With Canada preparing for an April 28 federal election already besieged by foreign interference threats, these developments demand greater scrutiny.

Canada’s public inquiry into foreign interference ranks India as the second most active meddler after China. The upcoming election faces heightened risks, with the Canadian Security Intelligence Service alleging that Indian proxies funded diaspora community organizers and amplified pro-Poilievre narratives during his Conservative leadership campaign.
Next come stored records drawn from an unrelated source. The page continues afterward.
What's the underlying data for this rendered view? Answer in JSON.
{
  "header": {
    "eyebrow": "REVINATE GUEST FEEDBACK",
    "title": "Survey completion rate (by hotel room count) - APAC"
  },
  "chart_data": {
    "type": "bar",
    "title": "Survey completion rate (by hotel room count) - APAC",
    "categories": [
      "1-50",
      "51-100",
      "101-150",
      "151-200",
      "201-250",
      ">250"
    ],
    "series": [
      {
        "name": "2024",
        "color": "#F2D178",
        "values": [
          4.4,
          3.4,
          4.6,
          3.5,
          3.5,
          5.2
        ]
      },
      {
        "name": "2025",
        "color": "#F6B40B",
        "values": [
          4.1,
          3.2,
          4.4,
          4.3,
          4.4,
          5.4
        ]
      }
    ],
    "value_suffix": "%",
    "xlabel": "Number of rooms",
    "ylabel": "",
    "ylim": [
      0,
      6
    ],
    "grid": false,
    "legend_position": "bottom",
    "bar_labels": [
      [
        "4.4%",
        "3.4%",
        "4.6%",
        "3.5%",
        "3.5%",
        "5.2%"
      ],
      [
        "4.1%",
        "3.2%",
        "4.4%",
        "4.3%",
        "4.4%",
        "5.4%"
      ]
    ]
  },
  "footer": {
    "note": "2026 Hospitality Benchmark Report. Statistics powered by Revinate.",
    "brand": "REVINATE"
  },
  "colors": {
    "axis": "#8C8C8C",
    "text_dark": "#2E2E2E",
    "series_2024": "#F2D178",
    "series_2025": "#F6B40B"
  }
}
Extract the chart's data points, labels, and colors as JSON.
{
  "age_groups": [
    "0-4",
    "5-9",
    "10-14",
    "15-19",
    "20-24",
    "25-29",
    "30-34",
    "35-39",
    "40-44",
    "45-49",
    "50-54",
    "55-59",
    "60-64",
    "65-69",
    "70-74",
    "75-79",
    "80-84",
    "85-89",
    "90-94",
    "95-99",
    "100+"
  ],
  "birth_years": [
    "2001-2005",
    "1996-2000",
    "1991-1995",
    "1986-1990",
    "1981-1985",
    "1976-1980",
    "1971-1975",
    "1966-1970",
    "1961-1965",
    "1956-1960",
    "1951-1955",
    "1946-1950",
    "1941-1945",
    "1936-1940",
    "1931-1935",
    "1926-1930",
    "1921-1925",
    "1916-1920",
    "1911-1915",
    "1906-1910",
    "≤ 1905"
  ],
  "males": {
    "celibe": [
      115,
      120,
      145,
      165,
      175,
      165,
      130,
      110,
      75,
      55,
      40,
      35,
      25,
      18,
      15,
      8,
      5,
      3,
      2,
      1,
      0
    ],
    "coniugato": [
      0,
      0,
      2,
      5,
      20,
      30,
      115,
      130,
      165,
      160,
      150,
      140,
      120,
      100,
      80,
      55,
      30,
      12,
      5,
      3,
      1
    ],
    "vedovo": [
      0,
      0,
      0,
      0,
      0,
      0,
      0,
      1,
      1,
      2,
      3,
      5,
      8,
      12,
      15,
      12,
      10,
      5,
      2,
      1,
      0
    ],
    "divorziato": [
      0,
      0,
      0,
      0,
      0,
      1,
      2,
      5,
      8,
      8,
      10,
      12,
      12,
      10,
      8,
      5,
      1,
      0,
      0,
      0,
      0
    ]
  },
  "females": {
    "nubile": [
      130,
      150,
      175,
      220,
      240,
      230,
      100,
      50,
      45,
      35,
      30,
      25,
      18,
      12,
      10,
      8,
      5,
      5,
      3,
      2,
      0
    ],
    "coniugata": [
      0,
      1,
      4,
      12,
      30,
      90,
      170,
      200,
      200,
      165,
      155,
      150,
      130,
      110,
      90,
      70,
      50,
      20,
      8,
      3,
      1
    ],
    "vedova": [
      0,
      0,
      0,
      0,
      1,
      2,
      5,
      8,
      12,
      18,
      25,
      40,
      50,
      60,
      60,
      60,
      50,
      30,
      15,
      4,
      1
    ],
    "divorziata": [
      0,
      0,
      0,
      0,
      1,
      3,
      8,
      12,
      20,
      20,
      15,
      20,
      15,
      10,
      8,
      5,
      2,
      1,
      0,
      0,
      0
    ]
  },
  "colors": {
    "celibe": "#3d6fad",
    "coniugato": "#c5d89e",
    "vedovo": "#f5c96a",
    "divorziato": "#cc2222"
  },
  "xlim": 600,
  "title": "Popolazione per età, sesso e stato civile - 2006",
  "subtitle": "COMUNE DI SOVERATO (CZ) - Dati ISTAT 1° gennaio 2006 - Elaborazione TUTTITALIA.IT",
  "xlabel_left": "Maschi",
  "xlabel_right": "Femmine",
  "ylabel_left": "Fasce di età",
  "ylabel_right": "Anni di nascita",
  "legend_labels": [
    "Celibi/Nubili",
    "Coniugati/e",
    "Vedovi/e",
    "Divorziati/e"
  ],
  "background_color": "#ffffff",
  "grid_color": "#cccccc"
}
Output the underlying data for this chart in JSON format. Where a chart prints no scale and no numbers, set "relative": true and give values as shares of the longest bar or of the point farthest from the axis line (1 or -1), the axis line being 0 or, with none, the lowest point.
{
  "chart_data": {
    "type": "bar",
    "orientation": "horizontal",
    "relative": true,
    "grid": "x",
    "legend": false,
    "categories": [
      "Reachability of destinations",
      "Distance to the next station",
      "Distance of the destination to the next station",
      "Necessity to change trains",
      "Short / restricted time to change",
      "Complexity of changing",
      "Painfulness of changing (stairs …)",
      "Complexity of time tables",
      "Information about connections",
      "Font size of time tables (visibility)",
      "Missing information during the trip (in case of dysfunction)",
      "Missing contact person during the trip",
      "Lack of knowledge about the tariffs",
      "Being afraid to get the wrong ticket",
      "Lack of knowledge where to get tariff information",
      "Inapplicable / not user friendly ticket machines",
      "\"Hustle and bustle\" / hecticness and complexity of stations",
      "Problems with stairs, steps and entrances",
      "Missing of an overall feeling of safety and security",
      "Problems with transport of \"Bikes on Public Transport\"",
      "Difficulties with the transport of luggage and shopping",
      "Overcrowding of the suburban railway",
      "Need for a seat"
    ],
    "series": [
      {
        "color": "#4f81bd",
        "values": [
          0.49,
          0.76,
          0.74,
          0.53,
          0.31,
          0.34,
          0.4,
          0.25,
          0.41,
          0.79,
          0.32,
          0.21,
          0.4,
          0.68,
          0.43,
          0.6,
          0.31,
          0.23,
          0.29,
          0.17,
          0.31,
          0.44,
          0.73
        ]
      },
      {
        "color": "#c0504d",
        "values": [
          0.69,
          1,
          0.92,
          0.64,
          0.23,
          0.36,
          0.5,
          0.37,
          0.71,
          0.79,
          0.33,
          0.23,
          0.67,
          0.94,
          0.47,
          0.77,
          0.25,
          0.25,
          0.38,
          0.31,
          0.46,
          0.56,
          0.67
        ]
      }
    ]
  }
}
While he won decisively, with 68 percent of points and without evidence of direct collusion, the operation mirrors India’s regional strategy: identify potentially sympathetic politicians, mobilize diaspora networks, and promote the religious fundamentalist Hindutva ideology.

New Delhi is exploiting the vulnerabilities of open societies, like Canada, for another reason. A friendlier dispensation, which owes its rule to support from Hindutva ideologues, would be willing to collaborate with the Narendra Modi government to target Sikh separatists and other Indian dissenters who have found a safe space in these countries. Such a move will let Modi’s party highlight the supposed separatist threat posed by Sikhs and minorities in general domestically, allowing it to consolidate the votes of Hindus, who comprise 80 percent of the Indian electorate.